Alumni Integrating Art and Education at Beloit and Beyond
Majors: Theatre and Russian Language and Literature
Class of 2000
Joselyn Ludtke’00 teaches and directs theatre in the Rockford Public Schools in Illinois. With a strong background in Art Integrated Education, her teaching shows how we build worlds both on the stage and in “the real world.” In the watercolor painting on the right side of this webage, she provides her vision of how arts integrate with other disciplines. Different kinds of knowledge need each other to become a full painting.

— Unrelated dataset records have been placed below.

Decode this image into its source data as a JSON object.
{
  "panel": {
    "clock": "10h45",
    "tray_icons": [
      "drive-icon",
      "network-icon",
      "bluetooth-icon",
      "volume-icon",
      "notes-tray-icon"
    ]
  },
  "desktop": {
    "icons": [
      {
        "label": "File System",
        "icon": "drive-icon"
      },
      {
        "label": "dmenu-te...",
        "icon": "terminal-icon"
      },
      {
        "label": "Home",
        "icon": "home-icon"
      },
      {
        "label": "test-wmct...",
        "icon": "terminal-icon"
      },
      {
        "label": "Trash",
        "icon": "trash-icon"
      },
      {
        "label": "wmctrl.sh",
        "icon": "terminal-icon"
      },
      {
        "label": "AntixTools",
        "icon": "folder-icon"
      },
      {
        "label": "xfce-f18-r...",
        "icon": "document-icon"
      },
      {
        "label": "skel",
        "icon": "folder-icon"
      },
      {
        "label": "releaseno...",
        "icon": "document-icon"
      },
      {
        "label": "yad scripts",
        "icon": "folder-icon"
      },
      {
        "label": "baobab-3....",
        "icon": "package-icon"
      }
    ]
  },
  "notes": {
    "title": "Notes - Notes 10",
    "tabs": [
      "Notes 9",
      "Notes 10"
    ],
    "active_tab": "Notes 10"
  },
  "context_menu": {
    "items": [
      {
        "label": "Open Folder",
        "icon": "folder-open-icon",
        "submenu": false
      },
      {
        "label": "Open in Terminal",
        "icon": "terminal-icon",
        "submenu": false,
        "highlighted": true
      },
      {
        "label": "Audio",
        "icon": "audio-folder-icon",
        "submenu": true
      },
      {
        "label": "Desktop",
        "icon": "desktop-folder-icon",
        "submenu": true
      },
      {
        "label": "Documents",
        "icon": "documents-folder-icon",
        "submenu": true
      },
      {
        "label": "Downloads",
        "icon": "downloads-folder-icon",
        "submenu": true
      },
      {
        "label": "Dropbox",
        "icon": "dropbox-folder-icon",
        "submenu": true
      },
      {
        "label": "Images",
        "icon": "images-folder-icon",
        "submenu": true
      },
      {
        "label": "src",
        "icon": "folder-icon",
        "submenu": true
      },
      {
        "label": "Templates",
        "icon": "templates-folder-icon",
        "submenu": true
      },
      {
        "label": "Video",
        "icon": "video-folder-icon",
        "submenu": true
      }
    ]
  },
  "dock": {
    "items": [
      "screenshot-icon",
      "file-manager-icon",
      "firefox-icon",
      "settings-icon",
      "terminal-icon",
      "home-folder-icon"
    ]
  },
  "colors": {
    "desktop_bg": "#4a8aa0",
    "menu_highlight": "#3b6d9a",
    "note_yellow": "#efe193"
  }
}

It was at Beloit that Joselyn learned the connections between these disciplines. In one class taught by the film professor Art Robson, for instance, she remembers bringing together her interests in Russian history and visual analysis. She had already learned visual analysis through theatre classes and had learned about the Russian Revolution in classes with professors including current professors of Russian, Olga Ogurtsova and Donna Oliver. In those classes, she says, professors “taught me the language and literature, the people, of Russian culture—they helped me to understand myself and others by encouraging an understanding of a whole people, not just the puzzle of the language.” In Prof. Robson’s film class, she was pushed to develop a synthesis of these ideas, culminating in a paper she still remembers writing that analyzed the visual imagery of Sergey M. Eisenstein’s class 1925 film The Battleship Potemkin and its use of Soviet propaganda to rewrite the narrative of the Russian Revolution. History, art, media, visual analysis all came together and mixed into something more.
Prof. Robson taught Greek, Latin, and film studies courses for more than 40 years at Beloit, from 1966 to 2009. In 2020, Prof. Robson’s students and colleagues honored him by establishing the Art Robson Prize in Greek, offered at commencement to recognize a graduating senior who has excelled in Greek studies.
Reflecting on her time at Beloit, Joselyn says, “Beloit taught me to think, to face challenges, and to strive to be myself in everything that I do.” She says she has never looked at film the same away again—“though,” she admits, “I still enjoy B horror movies!”